Pamela tucked her cash and plane tickets back into her wallet and rolled the kleenex and traveller’s cheques into a little stack of paper logs. Then, holding her breath, she folded the foil with shaking fingers and pressed the ends to one of the batteries. The first didn’t work, but the second did. The foil reddened and smoked. She held it carefully to the edge of a ball of Kleenex, praying for the tissue to catch. It was smoky and the stench made her eyes water. Coughing, Pamela waved away the curls of smoke, trying to add oxygen to the smouldering paper. A few tentative flames licked the underside of her stack of pathetic kindling. She thought it was shrinking, so she leaned forward and tried blowing at it.
The strength of her breath scattered the embers and unburned bits of paper and tissue. Crying out, she grabbed at the wisps, thrusting them back toward the window, but it was too late.
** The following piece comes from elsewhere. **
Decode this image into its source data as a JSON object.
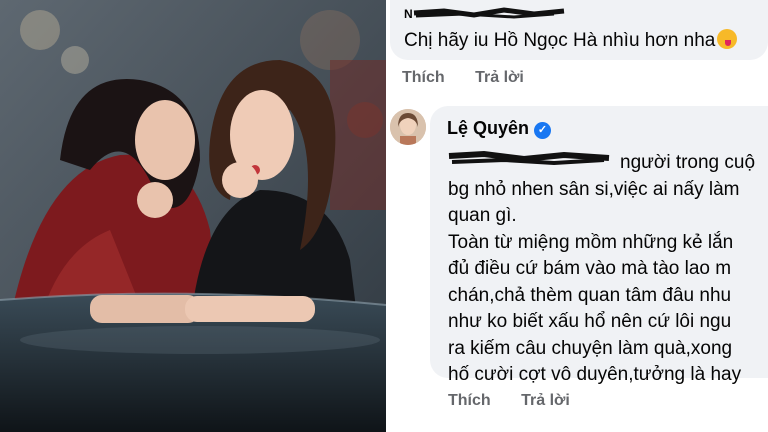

Whatever fire she might have had was gone. Smacking her head against the glass in her frustration, Pamela finally heard the crack she’d been waiting for. She drew back, ignoring pain in her forehead, and scrambled at the base of the window, brushing away her erstwhile fuel.
At the very bottom of the glass was a small crack, the size of a chip on a windshield.
Moving onto her side, Pamela whipped it with her right heel. She attacked it with renewed vigour, her breath hitching between every kick.